For your convenience, you can pay your P.O. box reservation fee and its possible renewal fee online with a credit card.
See also: What to do after moving into a new home
How to get a P.O. box? A step-by-step guide
When moving to a new city, your moving checklist will be filled to the brim with important tasks you’ll have to take care of prior to Moving day. The good news is that getting a P.O. box is a fairly easy process where you can the option to either complete the P.O. reservation task either online or in person at a USPS post office.
How to reserve a P.O. box ONLINE
Here are the steps on how to rent a P.O. box online:
- Click here to visit the official website of USPS (PO Boxes Online).
- Find an available P.O. box in the new town or city you’re moving to.
- Select the length of time for which you want to rent (reserve) your P.O. box. As explained above, the available rental periods are 3 months, 6 months, and 12 months.
- Create a USPS account (if you don’t already have one) and begin the P.O. application process.

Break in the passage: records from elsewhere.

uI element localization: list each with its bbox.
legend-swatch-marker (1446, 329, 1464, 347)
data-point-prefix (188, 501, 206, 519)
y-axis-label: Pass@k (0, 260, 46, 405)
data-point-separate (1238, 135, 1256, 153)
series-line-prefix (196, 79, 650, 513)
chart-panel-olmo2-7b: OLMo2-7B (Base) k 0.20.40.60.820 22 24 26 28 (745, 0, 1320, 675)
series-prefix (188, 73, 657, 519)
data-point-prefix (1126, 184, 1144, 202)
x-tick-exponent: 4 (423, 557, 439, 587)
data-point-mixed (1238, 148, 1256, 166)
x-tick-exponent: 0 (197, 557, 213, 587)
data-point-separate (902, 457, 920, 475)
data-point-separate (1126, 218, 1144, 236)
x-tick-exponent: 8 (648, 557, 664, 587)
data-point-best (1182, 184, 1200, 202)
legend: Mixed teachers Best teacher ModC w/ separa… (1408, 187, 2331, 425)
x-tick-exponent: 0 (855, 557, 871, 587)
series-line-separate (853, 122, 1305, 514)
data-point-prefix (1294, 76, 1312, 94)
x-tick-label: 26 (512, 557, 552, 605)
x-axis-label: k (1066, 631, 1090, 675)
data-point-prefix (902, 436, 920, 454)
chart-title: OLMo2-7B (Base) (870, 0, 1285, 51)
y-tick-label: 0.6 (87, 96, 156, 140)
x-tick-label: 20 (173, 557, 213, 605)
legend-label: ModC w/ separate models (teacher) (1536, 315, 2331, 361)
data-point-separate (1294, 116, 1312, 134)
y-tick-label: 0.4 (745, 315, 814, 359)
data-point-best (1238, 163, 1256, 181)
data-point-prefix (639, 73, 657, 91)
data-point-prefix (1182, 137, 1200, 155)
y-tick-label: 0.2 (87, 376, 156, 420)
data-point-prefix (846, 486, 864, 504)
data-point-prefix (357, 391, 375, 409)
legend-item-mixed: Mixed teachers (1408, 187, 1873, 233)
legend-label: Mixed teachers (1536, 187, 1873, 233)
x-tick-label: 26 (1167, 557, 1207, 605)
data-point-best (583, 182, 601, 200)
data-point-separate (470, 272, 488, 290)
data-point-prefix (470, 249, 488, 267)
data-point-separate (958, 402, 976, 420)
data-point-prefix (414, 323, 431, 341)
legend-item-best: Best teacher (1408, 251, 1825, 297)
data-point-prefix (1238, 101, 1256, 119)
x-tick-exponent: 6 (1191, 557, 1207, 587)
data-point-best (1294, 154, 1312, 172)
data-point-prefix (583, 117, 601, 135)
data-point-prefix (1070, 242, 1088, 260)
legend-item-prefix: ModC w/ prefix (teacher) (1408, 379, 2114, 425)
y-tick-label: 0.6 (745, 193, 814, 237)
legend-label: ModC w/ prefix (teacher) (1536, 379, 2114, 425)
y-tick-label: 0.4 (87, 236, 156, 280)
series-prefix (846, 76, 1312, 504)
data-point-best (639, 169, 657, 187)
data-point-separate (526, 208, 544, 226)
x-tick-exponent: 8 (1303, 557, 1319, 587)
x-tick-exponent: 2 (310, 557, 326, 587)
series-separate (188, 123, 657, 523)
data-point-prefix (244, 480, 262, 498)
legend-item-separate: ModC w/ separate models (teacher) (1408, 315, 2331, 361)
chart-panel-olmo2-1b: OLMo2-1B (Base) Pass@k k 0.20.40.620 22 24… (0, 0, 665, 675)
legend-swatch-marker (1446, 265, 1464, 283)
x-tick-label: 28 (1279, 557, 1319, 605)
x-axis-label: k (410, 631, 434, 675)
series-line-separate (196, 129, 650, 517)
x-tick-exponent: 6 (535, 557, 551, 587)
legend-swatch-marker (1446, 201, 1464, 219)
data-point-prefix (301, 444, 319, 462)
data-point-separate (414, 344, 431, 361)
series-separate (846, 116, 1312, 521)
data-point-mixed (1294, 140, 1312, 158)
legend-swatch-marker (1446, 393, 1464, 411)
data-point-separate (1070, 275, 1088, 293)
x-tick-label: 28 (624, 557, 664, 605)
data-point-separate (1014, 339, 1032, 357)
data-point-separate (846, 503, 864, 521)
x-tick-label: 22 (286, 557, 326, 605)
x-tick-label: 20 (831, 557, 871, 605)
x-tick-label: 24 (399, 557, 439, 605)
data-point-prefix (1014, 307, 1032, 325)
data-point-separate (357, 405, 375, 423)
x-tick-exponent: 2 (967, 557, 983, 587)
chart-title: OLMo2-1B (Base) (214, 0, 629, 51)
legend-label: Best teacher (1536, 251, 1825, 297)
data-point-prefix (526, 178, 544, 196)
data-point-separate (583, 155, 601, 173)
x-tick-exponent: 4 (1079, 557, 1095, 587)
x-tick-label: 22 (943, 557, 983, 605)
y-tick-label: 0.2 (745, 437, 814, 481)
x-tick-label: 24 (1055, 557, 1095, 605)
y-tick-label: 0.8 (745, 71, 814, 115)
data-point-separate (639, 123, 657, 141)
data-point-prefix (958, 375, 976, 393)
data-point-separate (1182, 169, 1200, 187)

- Pay using a credit card.
- Print out the completed form and the receipt you received on your e-mail address. The post office will verify the information and application you’ve submitted within 3 days.
- Visit the post office in person, carrying the completed form, the receipt of your payment and 2 forms of ID to receive the keys or the lock combination for your new P.O. box.
How to get a P.O. box IN PERSON
Keep in mind that the process of reserving a P.O. box online is easy and convenient, but you’ll still need to visit in person the post office in the destination town or city to start using the Post Office box. Which also means that may choose to rent your P.O. box in person after you move.
To do that,
- Print out the USPS Form 1093 from here, then complete it by hand.
- Take the completed form to the post office where you wish to rent a P.O. box. Remember to have two forms of ID with you, then make the payment.
- You will be given your new P.O. box address once the USPS verifies your address and receives your payment.
Note: According to the USPS, two forms of ID mean one photo ID (a current driver’s license; a military, government, university or corporate ID, a passport; an alien registration card; or a certificate of naturalization) AND one non-photo ID (a current lease; mortgage; a voter registration card; a vehicle registration card; a home insurance policy, or a vehicle insurance policy).